Prosecutor Nicola Gratteri
In a nearby courthouse, prosecutor Nicola Gratteri carries on his own struggle against ’Ndrangheta, whose headquarters in the small hamlet of San Luca are just 18 miles away. Gratteri has decorated the walls of his office with portraits of his murdered colleagues. From his windows, he has a view of the Aspromonte Mountains, where the Mafia kept hostages in caves during the 1970s and ’80s. It is from here, Gratteri says, that the bosses pull the strings in hundreds of ’Ndrangheta branches all over the world. The ’Ndrangheta’s success is owed to its rigorous organization and cast-iron rules, Gratteri explains. Betrayal will cost you your life. “The ’Ndrangheta is dependable, there are no defectors; that’s what gives them credibility with their worldwide partners in crime,” he says. According to Gratteri, these people “have infiltrated everything.”

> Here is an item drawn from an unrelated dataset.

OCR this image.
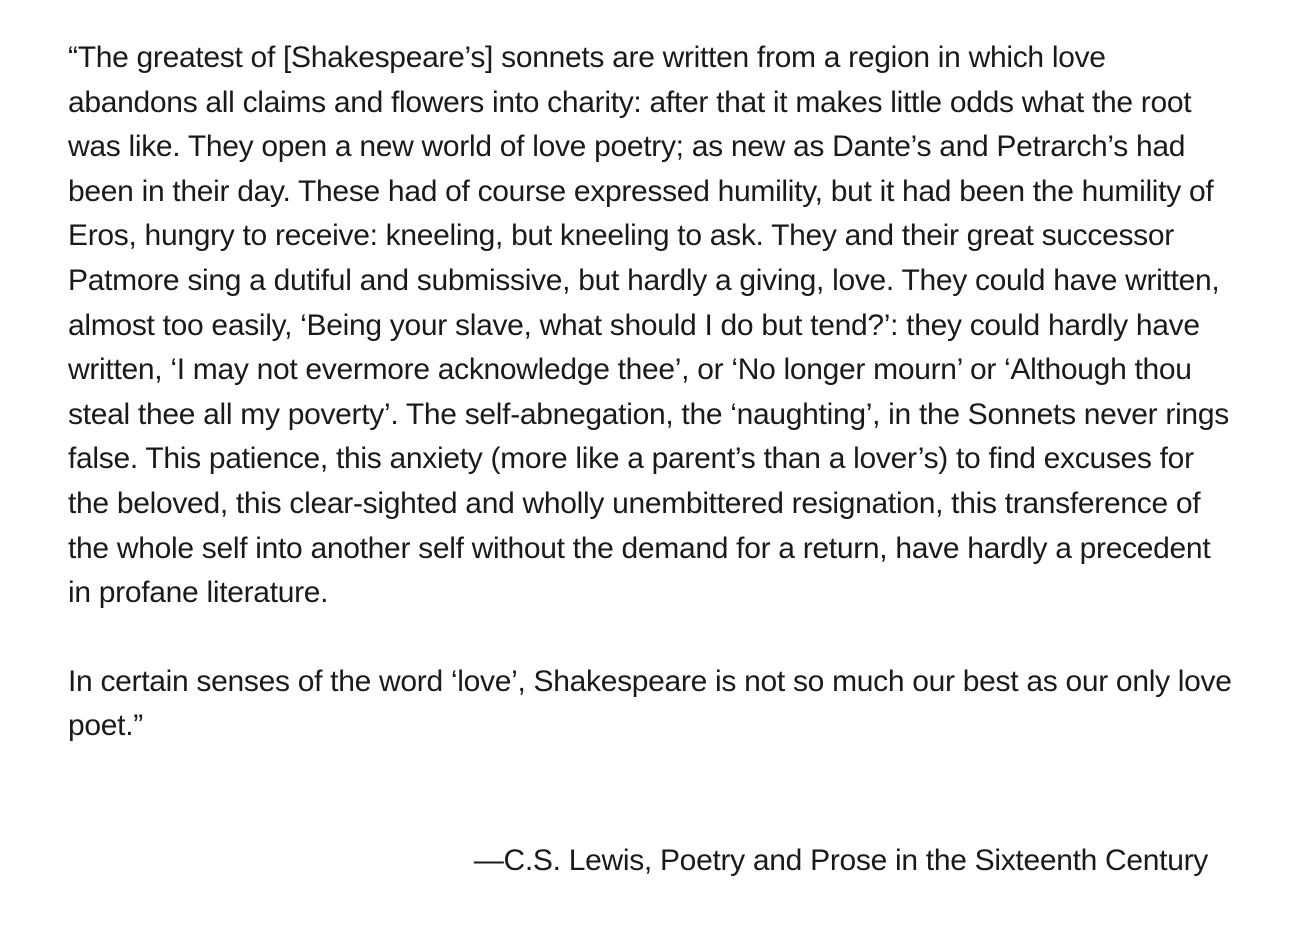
“The greatest of [Shakespeare’s] sonnets are written from a region in which love abandons all claims and flowers into charity: after that it makes little odds what the root was like. They open a new world of love poetry; as new as Dante’s and Petrarch’s had been in their day. These had of course expressed humility, but it had been the humility of Eros, hungry to receive: kneeling, but kneeling to ask. They and their great successor Patmore sing a dutiful and submissive, but hardly a giving, love. They could have written, almost too easily, ‘Being your slave, what should I do but tend?’: they could hardly have written, ‘I may not evermore acknowledge thee’, or ‘No longer mourn’ or ‘Although thou steal thee all my poverty’. The self-abnegation, the ‘naughting’, in the Sonnets never rings false. This patience, this anxiety (more like a parent’s than a lover’s) to find excuses for the beloved, this clear-sighted and wholly unembittered resignation, this transference of the whole self into another self without the demand for a return, have hardly a precedent in profane literature.

In certain senses of the word ‘love’, Shakespeare is not so much our best as our only love poet.”

—C.S. Lewis, Poetry and Prose in the Sixteenth Century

That is why Gratteri welcomes Falcomatà’s election. He’s said to be a skilled legal practitioner. Perhaps more important, he has known his enemy ever since he was a little boy. His father, Italo, served as Reggio Calabria’s mayor in the 1990s and tried to fight the Mafia. One night, the family home went up in flames. Ever since then, they’ve lived with a security escort.
The elder Falcomatà died of a tumor in 2001 — and the Mafia returned to the first ranks of politics. When young Falcomatà took office, his sister Valeria stood in the ceremonial hall and cried. It is “in the name of the father” that Giuseppe Falcomatà says he is stepping up, “but not because he was my father, rather because he was an important role model for everyone, the only one.”